Daroz: That's very valuable feedback. Looking forward to debug output so I can fix that.

By: Olle Johansson (oej) 2006-11-30 14:38:25.000-0600

Created invitestate-1.4 branch too. I need test results.

Spent a lot of time testing the 1.2 based version today, found no issues...

By: Olle Johansson (oej) 2006-12-02 14:36:28.000-0600

This was related to 183 Session progress.

Please test latest version of the branch of your choice
- invitestate for 1.2
- invitestate-1.4 for 1.4
- trunk for trunk

I believe this is fixed. Your urgent reply is really appreciated, so we can close this issue and merge
the branches. Thanks.

Many thanks to Leif Madsen (Blitzrage) who gave me access to a test system and for placing
many test calls. International bug hunting - I'm in Sweden, Leif's in Canada and the server was
located in Florida!

By: Olle Johansson (oej) 2006-12-05 12:58:31.000-0600

waiting for feedback.

By: daroz (daroz) 2006-12-05 19:36:21.000-0600

Updated to Asterisk SVN-oej-invitestate-r48214 on our production box. Will test and let you know.

By: Olle Johansson (oej) 2006-12-06 02:14:25.000-0600

To add to your list: Can you please also try with the clean 1.2 svn - latest revision? Thanks.

By: daroz (daroz) 2006-12-06 09:26:23.000-0600

Ok, we had an issue with the "#" for blindtransfer not working in the invitestate branch. I took the opportunity to switch to the 1.2 trunk and we're now testing that.
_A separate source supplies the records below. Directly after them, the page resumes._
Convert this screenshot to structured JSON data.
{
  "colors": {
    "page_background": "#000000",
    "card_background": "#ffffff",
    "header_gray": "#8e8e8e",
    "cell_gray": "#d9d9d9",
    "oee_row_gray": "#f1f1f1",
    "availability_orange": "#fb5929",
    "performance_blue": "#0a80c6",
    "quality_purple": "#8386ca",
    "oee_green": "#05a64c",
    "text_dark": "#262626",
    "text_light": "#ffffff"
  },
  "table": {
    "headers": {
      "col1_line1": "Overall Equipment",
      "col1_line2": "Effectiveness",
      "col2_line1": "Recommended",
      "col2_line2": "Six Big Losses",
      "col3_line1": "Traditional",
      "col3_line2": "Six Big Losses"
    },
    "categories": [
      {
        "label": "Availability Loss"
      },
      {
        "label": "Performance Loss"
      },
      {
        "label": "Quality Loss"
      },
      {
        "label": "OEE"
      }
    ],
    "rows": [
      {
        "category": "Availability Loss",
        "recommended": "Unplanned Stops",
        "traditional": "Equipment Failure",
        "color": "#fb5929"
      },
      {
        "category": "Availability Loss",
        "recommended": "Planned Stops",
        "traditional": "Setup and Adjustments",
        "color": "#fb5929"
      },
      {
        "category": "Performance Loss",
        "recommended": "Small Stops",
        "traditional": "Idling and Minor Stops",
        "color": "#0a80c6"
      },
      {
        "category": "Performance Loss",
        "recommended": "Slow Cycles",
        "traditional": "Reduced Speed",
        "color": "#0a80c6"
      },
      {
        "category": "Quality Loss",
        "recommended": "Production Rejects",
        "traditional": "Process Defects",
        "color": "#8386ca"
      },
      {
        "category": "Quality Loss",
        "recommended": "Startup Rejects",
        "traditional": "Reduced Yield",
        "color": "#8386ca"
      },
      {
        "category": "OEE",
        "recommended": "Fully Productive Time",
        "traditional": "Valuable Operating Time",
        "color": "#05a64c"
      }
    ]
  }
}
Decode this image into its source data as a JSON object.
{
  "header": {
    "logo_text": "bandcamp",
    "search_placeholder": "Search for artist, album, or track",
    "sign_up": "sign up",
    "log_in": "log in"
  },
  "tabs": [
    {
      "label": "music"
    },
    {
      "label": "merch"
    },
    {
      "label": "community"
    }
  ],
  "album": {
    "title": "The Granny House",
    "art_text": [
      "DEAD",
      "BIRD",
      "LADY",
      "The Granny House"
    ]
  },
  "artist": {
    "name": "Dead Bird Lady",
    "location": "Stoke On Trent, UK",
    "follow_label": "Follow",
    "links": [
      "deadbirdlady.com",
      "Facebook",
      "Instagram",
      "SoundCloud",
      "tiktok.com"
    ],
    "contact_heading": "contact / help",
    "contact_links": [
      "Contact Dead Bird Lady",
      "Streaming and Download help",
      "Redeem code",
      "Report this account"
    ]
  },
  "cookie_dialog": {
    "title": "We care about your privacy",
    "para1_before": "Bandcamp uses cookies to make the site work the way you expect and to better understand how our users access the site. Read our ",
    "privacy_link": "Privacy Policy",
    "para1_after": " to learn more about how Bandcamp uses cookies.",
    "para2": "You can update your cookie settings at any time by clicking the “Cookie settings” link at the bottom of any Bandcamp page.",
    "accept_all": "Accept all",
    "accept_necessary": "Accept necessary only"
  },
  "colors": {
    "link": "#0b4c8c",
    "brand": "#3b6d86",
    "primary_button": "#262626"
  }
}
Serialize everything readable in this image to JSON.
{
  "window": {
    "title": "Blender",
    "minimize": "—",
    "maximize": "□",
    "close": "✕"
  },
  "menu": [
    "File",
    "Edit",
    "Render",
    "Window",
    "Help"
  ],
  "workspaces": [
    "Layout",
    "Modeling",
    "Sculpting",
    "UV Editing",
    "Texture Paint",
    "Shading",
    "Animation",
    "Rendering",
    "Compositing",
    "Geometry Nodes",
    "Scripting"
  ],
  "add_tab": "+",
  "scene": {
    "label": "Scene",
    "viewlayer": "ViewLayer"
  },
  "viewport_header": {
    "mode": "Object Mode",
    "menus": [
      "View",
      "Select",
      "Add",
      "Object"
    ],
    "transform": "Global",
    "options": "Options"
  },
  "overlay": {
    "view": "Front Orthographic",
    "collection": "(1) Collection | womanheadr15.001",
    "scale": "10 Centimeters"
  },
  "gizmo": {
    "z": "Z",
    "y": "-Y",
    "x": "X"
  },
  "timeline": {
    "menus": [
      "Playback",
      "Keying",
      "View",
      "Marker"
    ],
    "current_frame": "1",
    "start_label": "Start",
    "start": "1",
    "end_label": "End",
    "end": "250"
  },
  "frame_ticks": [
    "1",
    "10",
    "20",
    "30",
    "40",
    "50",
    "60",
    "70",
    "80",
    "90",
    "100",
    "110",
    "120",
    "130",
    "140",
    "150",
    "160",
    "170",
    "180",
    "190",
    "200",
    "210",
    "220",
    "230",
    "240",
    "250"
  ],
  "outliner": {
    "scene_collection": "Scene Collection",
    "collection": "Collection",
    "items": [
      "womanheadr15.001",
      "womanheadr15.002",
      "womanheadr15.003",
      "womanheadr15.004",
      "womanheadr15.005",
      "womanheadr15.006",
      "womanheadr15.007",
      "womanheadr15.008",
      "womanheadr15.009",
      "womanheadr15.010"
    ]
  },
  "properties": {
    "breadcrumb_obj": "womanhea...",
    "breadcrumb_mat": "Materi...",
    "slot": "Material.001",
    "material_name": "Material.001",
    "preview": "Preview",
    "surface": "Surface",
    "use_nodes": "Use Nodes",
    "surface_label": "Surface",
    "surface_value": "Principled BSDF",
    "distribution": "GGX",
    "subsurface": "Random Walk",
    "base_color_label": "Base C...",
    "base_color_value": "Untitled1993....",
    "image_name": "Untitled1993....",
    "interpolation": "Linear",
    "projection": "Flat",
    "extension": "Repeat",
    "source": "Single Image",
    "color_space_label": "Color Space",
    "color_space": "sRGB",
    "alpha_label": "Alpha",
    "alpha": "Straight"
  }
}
By: daroz (daroz) 2006-12-06 09:40:41.000-0600

Ok, 1.2 trunk still has the 'forever ringing' problem... Asterisk not sending CANCELs when a call is answered by another endpoint. We'll be rolling back to somewhere in the invitestate branch shortly.

Log file uploaded: SVN-branch-1.2-r48319.log
(verbose/debug 10 + sip debug)



By: daroz (daroz) 2006-12-06 11:22:38.000-0600

Ok, I rolled back to the latest invitestate branch, but I can reconfirm the problem with DTMF -- it appears as though there's some failure of asterisk to send DTMF out (inbound DTMF seemed fine).

Unfortunately we needed to get things stablized so we've moved back to the tip of the 1.2 branch and re-applied the sip_cancel_patch_1.2_r44332.txt patch which has everything working again, so far.

By: Olle Johansson (oej) 2007-01-08 05:31:52.000-0600

Seems like the issue is resolved. If you don't agree and still have the same problem as the original reporter, then re-open and contribute new facts. Thanks everyone for helping out.